Mama Masha’s Jelly Cookies

March 29, 2010 | By | COMMENTS

Mama Masha's Jelly Cookies 1
These aren’t Mama Masha’s jelly cookies. But they could be. They’re Hiroshi’s from a recipe called “Aunt Eva’s Cookies,” published by Joan Nathan in her spectacular Jewish Holiday Cookbook. I conjure the taste and texture– slightly burnt, gooey–forty years after grandma removed her last batch from the oven. Of course, I was too young to have picked up the recipe from watching her, and my mom says she didn’t pay enough attention to the step-by-step when she was young. I’ve dreamt of jelly cookies for decades.

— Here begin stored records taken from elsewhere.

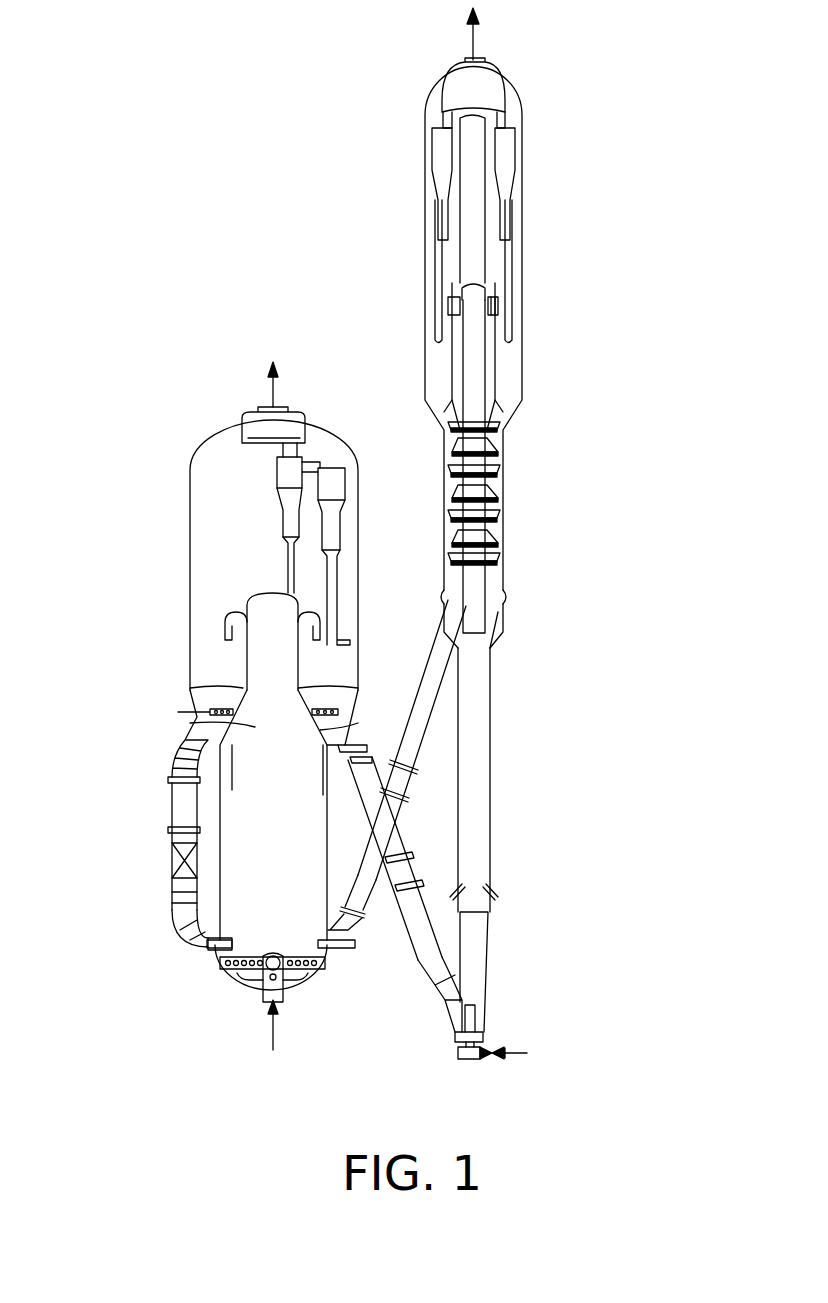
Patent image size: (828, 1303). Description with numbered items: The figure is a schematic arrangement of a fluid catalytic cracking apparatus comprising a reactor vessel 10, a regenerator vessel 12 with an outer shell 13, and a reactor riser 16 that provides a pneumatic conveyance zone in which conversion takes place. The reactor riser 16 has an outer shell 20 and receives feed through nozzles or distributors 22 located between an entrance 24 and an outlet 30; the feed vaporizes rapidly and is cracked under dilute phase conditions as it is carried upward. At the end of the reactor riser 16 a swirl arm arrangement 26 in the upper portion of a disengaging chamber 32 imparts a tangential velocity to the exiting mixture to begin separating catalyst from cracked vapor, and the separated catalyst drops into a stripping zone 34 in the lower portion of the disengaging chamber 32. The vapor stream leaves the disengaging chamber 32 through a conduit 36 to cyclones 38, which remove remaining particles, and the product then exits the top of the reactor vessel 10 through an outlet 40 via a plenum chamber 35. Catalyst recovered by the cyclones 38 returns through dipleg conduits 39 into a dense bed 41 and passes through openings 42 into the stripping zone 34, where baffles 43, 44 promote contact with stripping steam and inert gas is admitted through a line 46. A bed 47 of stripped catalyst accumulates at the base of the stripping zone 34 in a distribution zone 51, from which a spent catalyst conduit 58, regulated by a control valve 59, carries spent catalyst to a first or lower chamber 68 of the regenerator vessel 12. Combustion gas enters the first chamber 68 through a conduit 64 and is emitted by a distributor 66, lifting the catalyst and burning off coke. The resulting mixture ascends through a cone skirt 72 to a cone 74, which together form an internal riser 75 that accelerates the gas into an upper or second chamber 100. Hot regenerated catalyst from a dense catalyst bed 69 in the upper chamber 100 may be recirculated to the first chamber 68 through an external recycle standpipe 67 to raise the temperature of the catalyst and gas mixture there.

The reactor vessel 10 is at (590, 360).
The regenerator vessel 12 is at (128, 615).
The outer shell 13 is at (193, 770).
The reactor riser 16 is at (528, 783).
The outer shell 20 is at (490, 847).
The nozzles or distributors 22 is at (493, 890).
The entrance 24 is at (485, 990).
The swirl arm arrangement 26 is at (458, 298).
The outlet 30 is at (495, 315).
The disengaging chamber 32 is at (495, 358).
The stripping zone 34 is at (498, 478).
The plenum chamber 35 is at (488, 83).
The conduit 36 is at (477, 190).
The cyclones 38 is at (442, 145).
The dipleg conduits 39 is at (442, 307).
The outlet 40 is at (463, 63).
The dense bed 41 is at (458, 392).
The openings 42 is at (443, 407).
The baffles 43 is at (493, 513).
The baffles 44 is at (487, 490).
The line 46 is at (495, 587).
The bed 47 is at (445, 595).
The distribution zone 51 is at (495, 612).
The spent catalyst conduit 58 is at (418, 727).
The control valve 59 is at (363, 890).
The conduit 64 is at (272, 995).
The distributor 66 is at (282, 980).
The external recycle standpipe 67 is at (183, 814).
The first or lower chamber 68 is at (318, 892).
The dense catalyst bed 69 is at (190, 690).
The cone skirt 72 is at (333, 783).
The cone 74 is at (358, 723).
The internal riser 75 is at (253, 727).
The upper or second chamber 100 is at (205, 512).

Mama Masha's Jelly Cookies 2
The dough basically is a thin pastry spread with grape jelly, rolled and cut into fingers after it has been baked. This is not rugelach! I’ve never found the cookie’s match–and I’ve looked and tasted all over in Jewish bakeries from Brooklyn to Paris to Tel-Aviv. (Paris bakers do a lot of things very well. Jewish jelly cookies are not one of them.) The way it happened was Hiroshi did such a fine job with last year’s soofganyiot at Hannukah, I asked him to try the cookie recipe. I had an intuition that Aunt Eda’s recipe was close to Mama Masha’s. Is it a shanda to suggest that Hiroshi’s cookies have earned their place in my grandma’s cookie jar?
Mama Masha's Jelly Cookies 3
Next up, Mama Masha’s Apple Cake. (Using the same cookie dough because grandma used one dough for all her baking requirements.) I’m going to take a stab at this one. Wish me luck!
Mama Masha's Jelly Cookies 4<
Grandma, older sisters, and the budding baker himself.
Aunt Eva's Cookies
from Joan Nathan: Jewish Holiday Cookbook, Schocken.
12 tablespoons (1 1/2 sticks) butter or pareve margarine
1/2 cup plus 1 tablespoon sugar
2 eggs
1 teaspoon vanilla extract
2 1/2 cups unbleached all-purpose flour
1 tablespoon baking powder
pinch of salt
1 cup apricot preserves (for Mama Masha's true version, use 1 cup GRAPE JELLY)
1. Using food processor, cream the butter. Add 1/2 cup sugar and mix well. Add the eggs, 1 at a time, followed by the vanilla. Slowly add the flour, baking powder, and salt. Knead the dough well.
2. Form the dough into 4 balls, cover with plastic wrap, and place in the fridge overnight.*
3. Preheat oven to 350 degrees and grease a cookie sheet.
4. Roll each ball of dough into a flat rectangle about 1/8 inch thick. Spread with the grape jelly. Roll jelly-roll fashion.
5. Place 2 of the rolls on the cookie sheet, leaving room between them, as they will spread and flatten out. Repeat with the other 2 rolls on another baking sheet. Bake in batches in the middle of the oven, about 20-30 minutes, until golden brown. When cool, slice at an angle at about 1 1/2-inch intervals, making finger-length slices.
*Hiroshi's experience was that the dough was too soft to handle. He added flour while he was rolling each ball of dough.